Root cause analysis: Stripe Atlas founder data potentially accessible
Stripe was notified on December 11, 2019, by Legalinc that first names, last names, and Social Security Numbers (SSNs) of some Stripe Atlas customers were potentially accessible via guessable URLs. We understand that Legalinc was itself notified on December 4th that the URLs could be guessed by a process of enumerating on a known valid URL.
We have no evidence that any information was improperly accessed or misused, but out of an abundance of caution, we have notified the approximately 2,670 individuals whose potentially accessible information included an SSN.
We have described the technical root cause of this issue below, for the benefit of technical and security professionals.
Stripe and Legalinc’s relationship
Legalinc is a software company which automates processes required to operate a portion of the Stripe Atlas service, including filing certain forms generated by Stripe with the U.S. State of Delaware and with the U.S. Internal Revenue Service (IRS). These filings are analog in nature and frequently require manual followup via phone or fax. Legalinc specializes in operationalizing these processes.
Stripe’s engineers reviewed the technical integration with Legalinc for soundness prior to using them as a conduit for customer information to the State of Delaware and to the IRS. The guessable URLs were a regression from the implementation that we reviewed.
Documents stored by Legalinc
As a routine part of the Stripe Atlas service, Stripe provides to founders a “final packet” containing copies of correspondence from the State of Delaware and the IRS that are received as a result of the filings which Stripe and Legalinc conduct on the founders’ behalves.
Most information in these packets (such as a Certificate of Incorporation) is non-sensitive and contained in public records, which are made available by the US State of Delaware to the general public for all corporations incorporated in Delaware. For example, Stripe’s own information is available in file number 4675506 through the Delaware Secretary of State.
One document included in the final packet is Form SS-4, an application for an Employer Identification Number (EIN). US companies use EINs to establish bank accounts and file taxes, among other purposes. Stripe Atlas files for EINs with the IRS for most companies we assist users in forming. The IRS’ first official notification of a newly issued EIN is to return Form SS-4 with the EIN handwritten in the top right corner. We thus include this form in the final packet for our users’ records, as they may be asked to show it as proof of issuance of the EIN.

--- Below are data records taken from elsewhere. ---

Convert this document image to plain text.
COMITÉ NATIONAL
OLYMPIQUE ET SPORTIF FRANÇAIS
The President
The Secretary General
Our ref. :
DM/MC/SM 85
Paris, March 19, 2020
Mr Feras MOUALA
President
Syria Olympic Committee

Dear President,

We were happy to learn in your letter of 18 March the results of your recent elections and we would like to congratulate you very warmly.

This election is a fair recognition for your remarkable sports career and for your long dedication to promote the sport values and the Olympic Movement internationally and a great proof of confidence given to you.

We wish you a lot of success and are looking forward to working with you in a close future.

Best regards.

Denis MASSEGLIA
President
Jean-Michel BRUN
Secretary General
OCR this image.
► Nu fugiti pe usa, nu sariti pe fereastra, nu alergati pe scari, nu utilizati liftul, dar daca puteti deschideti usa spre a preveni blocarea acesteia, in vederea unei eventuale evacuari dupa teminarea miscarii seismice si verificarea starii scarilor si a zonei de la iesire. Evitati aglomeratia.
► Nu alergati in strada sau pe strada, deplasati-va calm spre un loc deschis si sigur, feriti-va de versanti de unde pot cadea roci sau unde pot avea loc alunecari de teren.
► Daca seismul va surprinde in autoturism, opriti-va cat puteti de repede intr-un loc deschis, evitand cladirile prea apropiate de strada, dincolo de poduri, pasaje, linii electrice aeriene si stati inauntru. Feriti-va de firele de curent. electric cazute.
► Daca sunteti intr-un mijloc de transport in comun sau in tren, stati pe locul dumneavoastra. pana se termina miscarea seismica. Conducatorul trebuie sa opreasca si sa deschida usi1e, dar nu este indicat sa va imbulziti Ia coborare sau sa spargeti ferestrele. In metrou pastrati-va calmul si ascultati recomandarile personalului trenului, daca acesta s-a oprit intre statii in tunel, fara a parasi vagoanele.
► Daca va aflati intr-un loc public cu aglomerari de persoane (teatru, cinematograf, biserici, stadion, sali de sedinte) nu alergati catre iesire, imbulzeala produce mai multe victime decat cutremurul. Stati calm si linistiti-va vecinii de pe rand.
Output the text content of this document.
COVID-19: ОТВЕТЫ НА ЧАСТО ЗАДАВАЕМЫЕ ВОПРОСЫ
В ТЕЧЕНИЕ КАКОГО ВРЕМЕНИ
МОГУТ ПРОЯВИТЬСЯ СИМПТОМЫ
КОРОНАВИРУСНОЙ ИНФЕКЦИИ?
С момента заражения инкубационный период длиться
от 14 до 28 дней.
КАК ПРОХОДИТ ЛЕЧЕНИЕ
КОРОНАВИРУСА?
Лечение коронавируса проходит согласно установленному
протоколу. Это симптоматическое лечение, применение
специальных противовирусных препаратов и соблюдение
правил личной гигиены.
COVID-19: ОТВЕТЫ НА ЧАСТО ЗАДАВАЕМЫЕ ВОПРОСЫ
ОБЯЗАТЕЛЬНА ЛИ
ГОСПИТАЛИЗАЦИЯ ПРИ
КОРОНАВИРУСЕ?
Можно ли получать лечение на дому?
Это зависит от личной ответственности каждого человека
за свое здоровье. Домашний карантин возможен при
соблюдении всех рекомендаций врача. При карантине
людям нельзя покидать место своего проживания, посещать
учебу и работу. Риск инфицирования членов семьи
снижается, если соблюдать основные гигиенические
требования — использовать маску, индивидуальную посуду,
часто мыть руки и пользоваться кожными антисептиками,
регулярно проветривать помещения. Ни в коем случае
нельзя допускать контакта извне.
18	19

Form SS-4s filed by Stripe Atlas will include the first and last name of one founder. They also may include that founder’s Social Security Number, depending on whether that founder has one.
Legalinc stores the final packets on S3, Amazon’s cloud object storage service. Legalinc generates a URL for the final packet, which it shares with us. We then download the packet from Legalinc, copy it to secure Stripe infrastructure, and present it to our users through their Stripe dashboard, which requires authenticating with their credentials.
At the time we integrated with Legalinc’s document storage architecture, Legalinc included a unique long unguessable string in the URL for each final packet. We considered this shared secret an adequate control to prevent unauthorized users from accessing the packets.
Degradation in document storage
Late in 2017, due to a programming error, Legalinc began generating S3 URLs which did not include the long unguessable string in the URL. The remaining part of the URL was sufficiently predictable such that seeing one company’s URL would allow one to predict other companies’ URLs. Stripe did not recognize that the URL’s structures had changed because our automated processes did not treat them as semantically meaningful.
A security researcher reported to Legalinc on December 4th, 2019 that they believed other companies’ URLs were potentially enumerable. Legalinc verified that this was the case and mitigated the issue by reintroducing unguessable shared secrets in URL generation, enabling AWS CloudTrail logging, and by rolling all affected URLs. Legalinc then informed us of this issue on December 11th.
We immediately worked with Legalinc to verify that their remediations were adequate, that the logs did not indicate ongoing speculative access of guessed URLs, and to scope out the potentially affected cohort of Stripe Atlas users. We narrowed the scope of the incident to users who had incorporated while the bugged code was generating URLs.
After we had identified the potentially affected subset of users, we coordinated with Legalinc to manually review all documents which had been possibly publicly available for sensitive information. This was, effectively, only those users who had had a Social Security Number of a founder on their Form SS-4. We then notified these users and provided for them to receive credit monitoring services at no cost to them.
As part of the incident remediation process, we will assist Legalinc in hardening their security practices.
We are sorry that there is a possibility that this bug may have disclosed user information.
We would have preferred to publish this root cause analysis earlier but were coordinating the appropriate level of user-facing communications and regulatory disclosures across the many places potentially affected Stripe Atlas users call home. This was exacerbated by it being, in many of those places, a holiday.